ASU buys a rare for Siberia sequencing device

12 November 2018 Department of Information and Media Communications
The scientists of Altai State University have begun research in the field of genome-wide sequencing using a unique technology of nanopore sequencing. Such systems are still rare for Siberia and there are few such devices on the territory of the region.

OxfordNanopore's MinIon genome-wide sequencer is able to decipher the DNA and RNA sequence in almost any organism. The South Siberian Botanical Garden of Altai State University obtained this equipment in the summer of 2018 and began research work with the usage of the device in autumn.

The junior researcher at the South-Siberian Botanical Garden of ASU Mikhail Skaptsov is now working on the sequencer as part of several projects at once.

For example, he conducts genome-wide sequencing of the ancient domestic animals’ bones found by archaeologists of Altai State University as part of a project under the leadership of Professor Alexei Tishkin, which will establish the history of the formation of domestic animal breeds.

Another project, supported by the Russian Foundation for Basic Research in conjunction with the State Natural Science Foundation of China, is investigating the evolution of two groups of the oldest plants of the plant family, followed by prediction of the evolutionary processes in similar groups of plants.

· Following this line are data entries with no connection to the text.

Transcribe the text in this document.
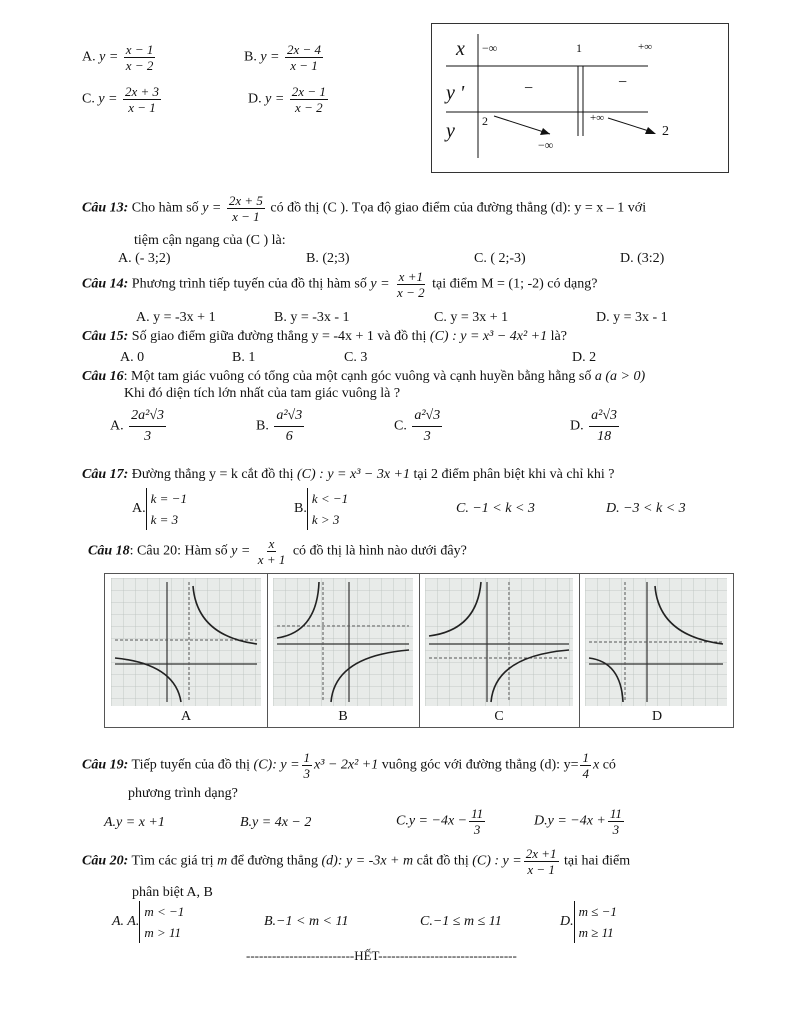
A. $y = \frac{x - 1}{x - 2}$	B. $y = \frac{2x - 4}{x - 1}$
C. $y = \frac{2x + 3}{x - 1}$	D. $y = \frac{2x - 1}{x - 2}$
x
y '
y
−∞	1	+∞
−	−
2
−∞
+∞
2
Câu 13: Cho hàm số $y = \frac{2x + 5}{x - 1}$ có đồ thị (C ). Tọa độ giao điểm của đường thẳng (d): y = x – 1 với
tiệm cận ngang của (C ) là:
A. (- 3;2)	B. (2;3)	C. ( 2;-3)	D. (3:2)
Câu 14: Phương trình tiếp tuyến của đồ thị hàm số $y = \frac{x +1}{x - 2}$ tại điểm M = (1; -2) có dạng?
A. y = -3x + 1	B. y = -3x - 1	C. y = 3x + 1	D. y = 3x - 1
Câu 15: Số giao điểm giữa đường thẳng y = -4x + 1 và đồ thị (C) : y = x³ − 4x² +1 là?
A. 0	B. 1	C. 3	D. 2
Câu 16: Một tam giác vuông có tổng của một cạnh góc vuông và cạnh huyền bằng hằng số a (a > 0)
Khi đó diện tích lớn nhất của tam giác vuông là ?
A. $\frac{\text{2a²√3}}{3}$	B. $\frac{\text{a²√3}}{6}$	C. $\frac{\text{a²√3}}{3}$	D. $\frac{\text{a²√3}}{18}$
Câu 17: Đường thẳng y = k cắt đồ thị (C) : y = x³ − 3x +1 tại 2 điểm phân biệt khi và chỉ khi ?
A.
k = −1
k = 3
B.
k < −1
k > 3
C. −1 < k < 3	D. −3 < k < 3
Câu 18: Câu 20: Hàm số $y = \frac{x}{x + 1}$ có đồ thị là hình nào dưới đây?
A	B	C	D
Câu 19: Tiếp tuyến của đồ thị (C): $y = \frac{1}{3} x^3 - 2x^2 +1$ vuông góc với đường thẳng (d): $y= \frac{1}{4}$ x có
phương trình dạng?
A.y = x +1	B.y = 4x − 2	$C.y = -4x - \frac{11}{3}$	$D.y = -4x + \frac{11}{3}$
Câu 20: Tìm các giá trị m để đường thẳng (d): y = -3x + m cắt đồ thị (C) : $y = \frac{2x +1}{x - 1}$ tại hai điểm
phân biệt A, B
A. A.
m < −1
m > 11
B.−1 < m < 11	C.−1 ≤ m ≤ 11	D.
m ≤ −1
m ≥ 11
-------------------------HẾT--------------------------------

“Within the framework of the project “The Taxonomy of the Selaginella Sanguinolenta and S. Helvetica Complex”, supervised by the director of the South Siberian Botanical Garden, Professor Alexander Shmakov, we are studying microevolutionary processes of plants and their influence on the genome. That is, we plan to find out what happens to the genome during the divergence of species and characters in parallel evolution,” Mikhail Skaptsov explained. “With the help of the sequencer, we estimate the influence of microevolutionary processes on the plant genome. This device allows us to fully analyze the genome of the plant, and to assess what has happened to it during hundreds and thousands of years in cases of polyploidy, hereditary changes, hybridization using the data obtained. Accordingly, we can evaluate the similarity of these plants at the level of their genomes: which genes are turned on or turned off, why this or that morphological change subsequently occurred.”

The DNA sequencing technique was used by the Swedish scientist Svante Pääbo, the founder of paleogenetics, to reconstruct the DNA extracted from a bone fragment that was found in the Denisova cave in Altai. As a result, scientists ascertained the existence of a previously unknown extinct species of archaic humans in the genus Homo – the Denisovan.